Evergreen, insectivorous perennial growing to 6 in (15 cm). Has small white flowers. The hinged, spoon-shaped leaves edged with spines secrete a sticky fluid (“sundew”), which traps insects. They are digested when the leaf closes.
Habitat & Cultivation
Sundew grows in Europe, Asia, and North America, and is found in marshy ground at altitudes up to 5,900 ft (1,800 m). Formerly it was picked while in flower in summer. As it is now rare, it should not be gathered from the wild.

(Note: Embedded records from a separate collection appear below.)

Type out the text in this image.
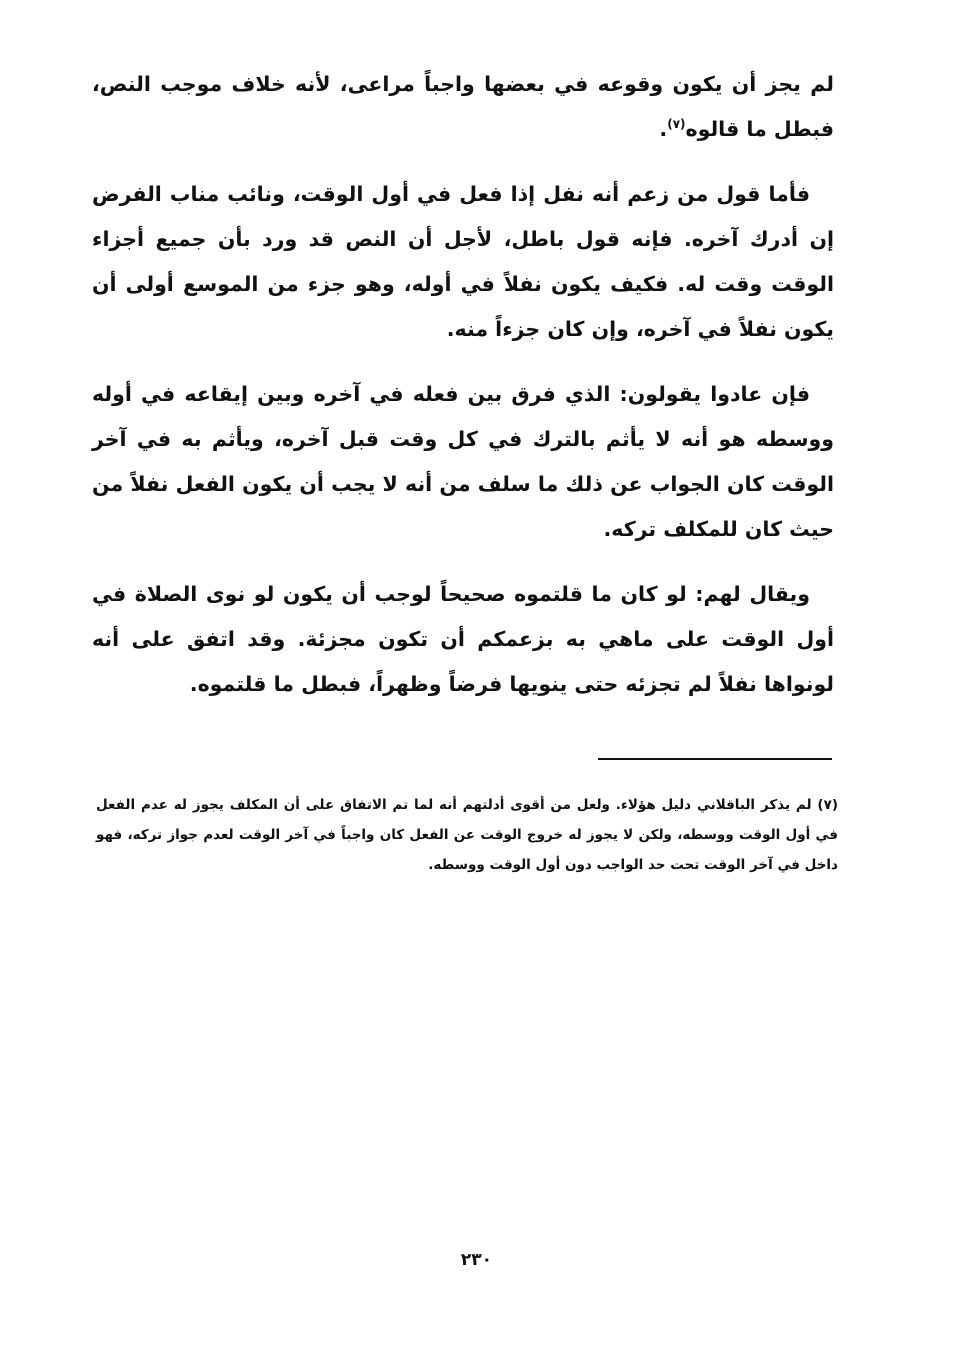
لم يجز أن يكون وقوعه في بعضها واجباً مراعى، لأنه خلاف موجب النص، فبطل ما قالوه$^{(٧)}$.

فأما قول من زعم أنه نفل إذا فعل في أول الوقت، ونائب مناب الفرض إن أدرك آخره. فإنه قول باطل، لأجل أن النص قد ورد بأن جميع أجزاء الوقت وقت له. فكيف يكون نفلاً في أوله، وهو جزء من الموسع أولى أن يكون نفلاً في آخره، وإن كان جزءاً منه.

فإن عادوا يقولون: الذي فرق بين فعله في آخره وبين إيقاعه في أوله ووسطه هو أنه لا يأثم بالترك في كل وقت قبل آخره، ويأثم به في آخر الوقت كان الجواب عن ذلك ما سلف من أنه لا يجب أن يكون الفعل نفلاً من حيث كان للمكلف تركه.

ويقال لهم: لو كان ما قلتموه صحيحاً لوجب أن يكون لو نوى الصلاة في أول الوقت على ماهي به بزعمكم أن تكون مجزئة. وقد اتفق على أنه لونواها نفلاً لم تجزئه حتى ينويها فرضاً وظهراً، فبطل ما قلتموه.

(٧) لم يذكر الباقلاني دليل هؤلاء. ولعل من أقوى أدلتهم أنه لما تم الاتفاق على أن المكلف يجوز له عدم الفعل في أول الوقت ووسطه، ولكن لا يجوز له خروج الوقت عن الفعل كان واجباً في آخر الوقت لعدم جواز تركه، فهو داخل في آخر الوقت تحت حد الواجب دون أول الوقت ووسطه.

٢٣٠
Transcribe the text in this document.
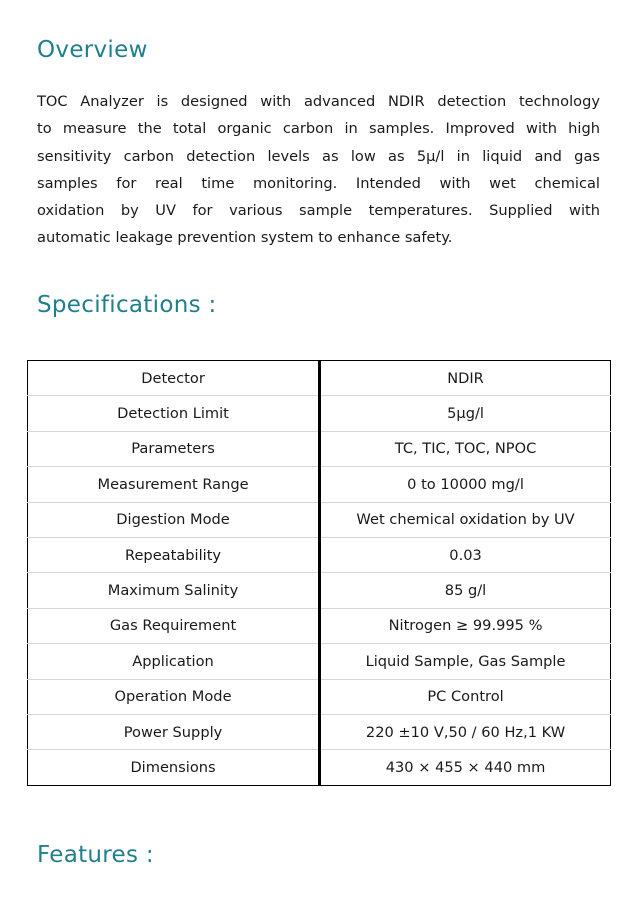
Overview

TOC Analyzer is designed with advanced NDIR detection technology
to measure the total organic carbon in samples. Improved with high
sensitivity carbon detection levels as low as 5µ/l in liquid and gas
samples for real time monitoring. Intended with wet chemical
oxidation by UV for various sample temperatures. Supplied with
automatic leakage prevention system to enhance safety.

Specifications :
Detector	NDIR
Detection Limit	5µg/l
Parameters	TC, TIC, TOC, NPOC
Measurement Range	0 to 10000 mg/l
Digestion Mode	Wet chemical oxidation by UV
Repeatability	0.03
Maximum Salinity	85 g/l
Gas Requirement	Nitrogen ≥ 99.995 %
Application	Liquid Sample, Gas Sample
Operation Mode	PC Control
Power Supply	220 ±10 V,50 / 60 Hz,1 KW
Dimensions	430 × 455 × 440 mm
Features :
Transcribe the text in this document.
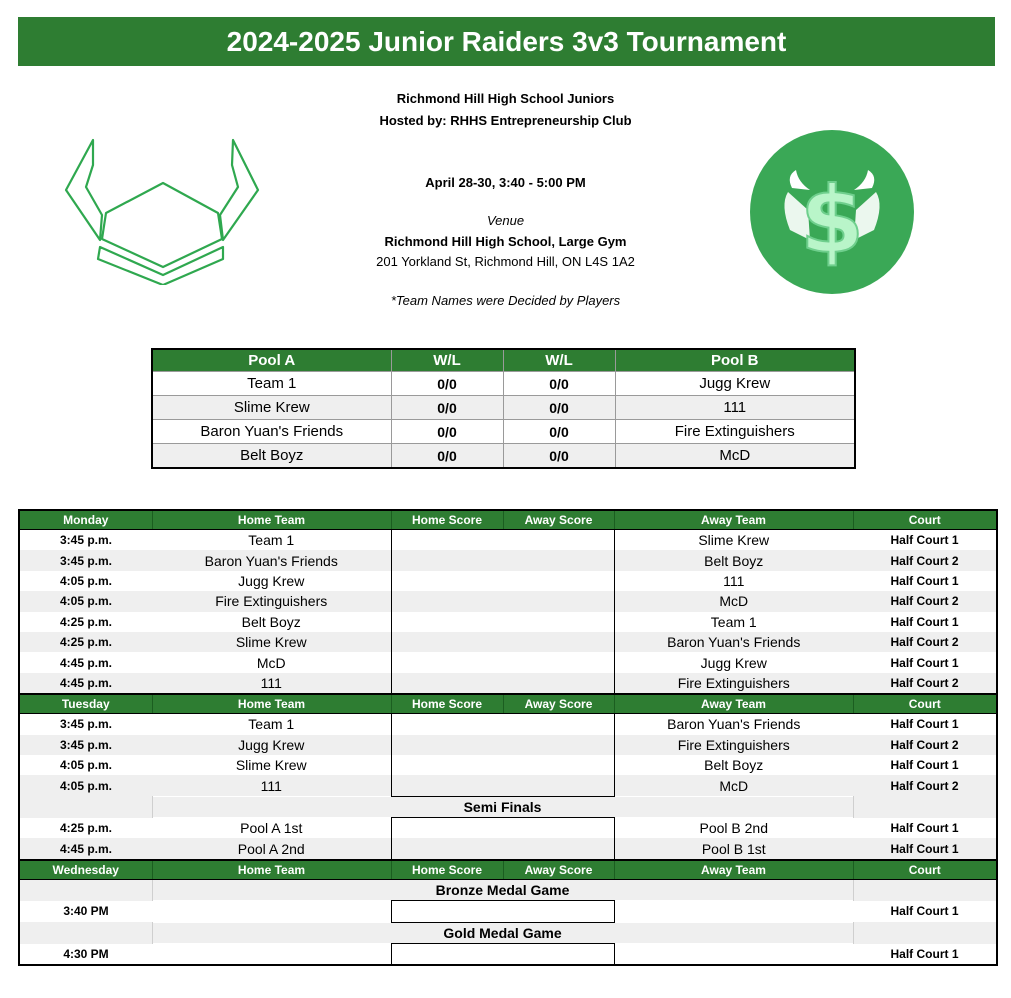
2024-2025 Junior Raiders 3v3 Tournament
$
Richmond Hill High School Juniors
Hosted by: RHHS Entrepreneurship Club
April 28-30, 3:40 - 5:00 PM
Venue
Richmond Hill High School, Large Gym
201 Yorkland St, Richmond Hill, ON L4S 1A2
*Team Names were Decided by Players
Pool A	W/L	W/L	Pool B
Team 1	0/0	0/0	Jugg Krew
Slime Krew	0/0	0/0	111
Baron Yuan's Friends	0/0	0/0	Fire Extinguishers
Belt Boyz	0/0	0/0	McD
Monday	Home Team	Home Score	Away Score	Away Team	Court
3:45 p.m.	Team 1			Slime Krew	Half Court 1
3:45 p.m.	Baron Yuan's Friends			Belt Boyz	Half Court 2
4:05 p.m.	Jugg Krew			111	Half Court 1
4:05 p.m.	Fire Extinguishers			McD	Half Court 2
4:25 p.m.	Belt Boyz			Team 1	Half Court 1
4:25 p.m.	Slime Krew			Baron Yuan's Friends	Half Court 2
4:45 p.m.	McD			Jugg Krew	Half Court 1
4:45 p.m.	111			Fire Extinguishers	Half Court 2
Tuesday	Home Team	Home Score	Away Score	Away Team	Court
3:45 p.m.	Team 1			Baron Yuan's Friends	Half Court 1
3:45 p.m.	Jugg Krew			Fire Extinguishers	Half Court 2
4:05 p.m.	Slime Krew			Belt Boyz	Half Court 1
4:05 p.m.	111			McD	Half Court 2
	Semi Finals				
4:25 p.m.	Pool A 1st			Pool B 2nd	Half Court 1
4:45 p.m.	Pool A 2nd			Pool B 1st	Half Court 1
Wednesday	Home Team	Home Score	Away Score	Away Team	Court
	Bronze Medal Game				
3:40 PM					Half Court 1
	Gold Medal Game				
4:30 PM					Half Court 1
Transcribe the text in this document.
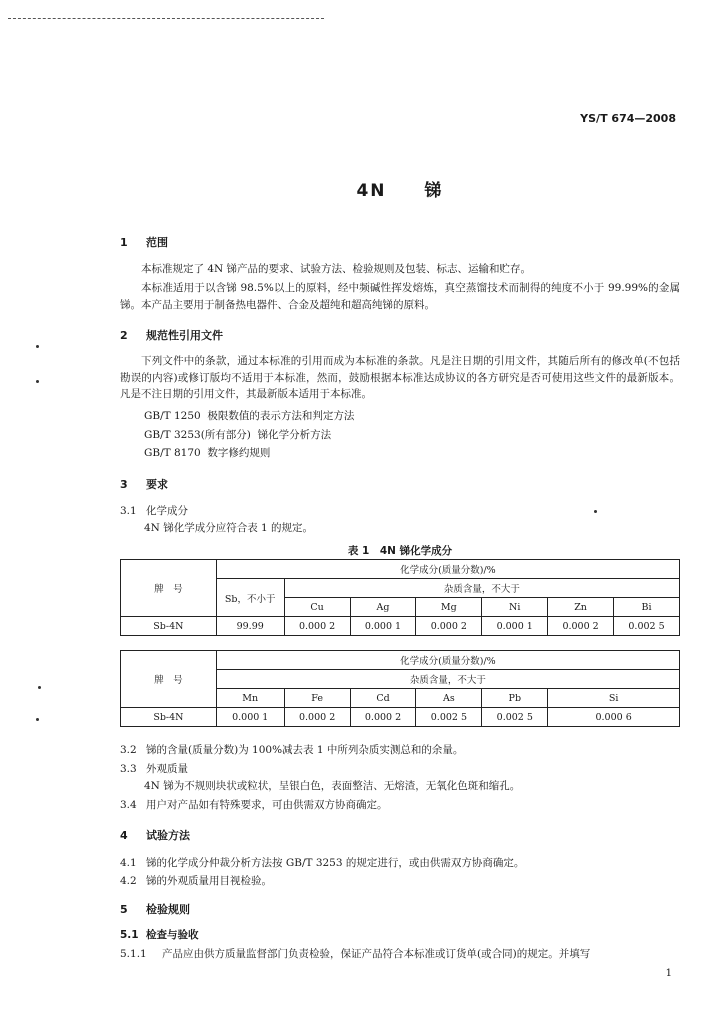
YS/T 674—2008
4N 锑
1 范围
本标准规定了 4N 锑产品的要求、试验方法、检验规则及包装、标志、运输和贮存。
本标准适用于以含锑 98.5%以上的原料，经中频碱性挥发熔炼，真空蒸馏技术而制得的纯度不小于 99.99%的金属锑。本产品主要用于制备热电器件、合金及超纯和超高纯锑的原料。
2 规范性引用文件
下列文件中的条款，通过本标准的引用而成为本标准的条款。凡是注日期的引用文件，其随后所有的修改单(不包括勘误的内容)或修订版均不适用于本标准，然而，鼓励根据本标准达成协议的各方研究是否可使用这些文件的最新版本。凡是不注日期的引用文件，其最新版本适用于本标准。
GB/T 1250 极限数值的表示方法和判定方法
GB/T 3253(所有部分) 锑化学分析方法
GB/T 8170 数字修约规则
3 要求
3.1 化学成分
4N 锑化学成分应符合表 1 的规定。
表 1　4N 锑化学成分
牌　号	化学成分(质量分数)/%						
	Sb，不小于	杂质含量，不大于					
		Cu	Ag	Mg	Ni	Zn	Bi
Sb-4N	99.99	0.000 2	0.000 1	0.000 2	0.000 1	0.000 2	0.002 5
牌　号	化学成分(质量分数)/%					
	杂质含量，不大于					
	Mn	Fe	Cd	As	Pb	Si
Sb-4N	0.000 1	0.000 2	0.000 2	0.002 5	0.002 5	0.000 6
3.2 锑的含量(质量分数)为 100%减去表 1 中所列杂质实测总和的余量。
3.3 外观质量
4N 锑为不规则块状或粒状，呈银白色，表面整洁、无熔渣，无氧化色斑和缩孔。
3.4 用户对产品如有特殊要求，可由供需双方协商确定。
4 试验方法
4.1 锑的化学成分仲裁分析方法按 GB/T 3253 的规定进行，或由供需双方协商确定。
4.2 锑的外观质量用目视检验。
5 检验规则
5.1 检查与验收
5.1.1 产品应由供方质量监督部门负责检验，保证产品符合本标准或订货单(或合同)的规定。并填写
1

Sundew contains naphthaquinones, enzymes, flavonoids, and volatile oil. The naphthaquinones are antimicrobial, antispasmodic, and also cough-suppressing.
History & Folklore
In the 16th and 17th centuries, sundew was thought to be a remedy for melancholy. In his Irish Herbal (1735), K’Eogh advised using sundew to “eat away rotten sores.”
Medicinal Actions & Uses
Sundew is of greatest value in the treatment of spasmodic chest conditions such as whooping cough, bronchial asthma, and asthma. In relaxing the muscles of the respiratory tract, the plant eases breathing, relieves wheezing, and lessens the spasms of whooping cough. Commonly mixed with thyme in a syrup, sundew is a helpful remedy for coughs in children. The herb is also prescribed for gastric problems.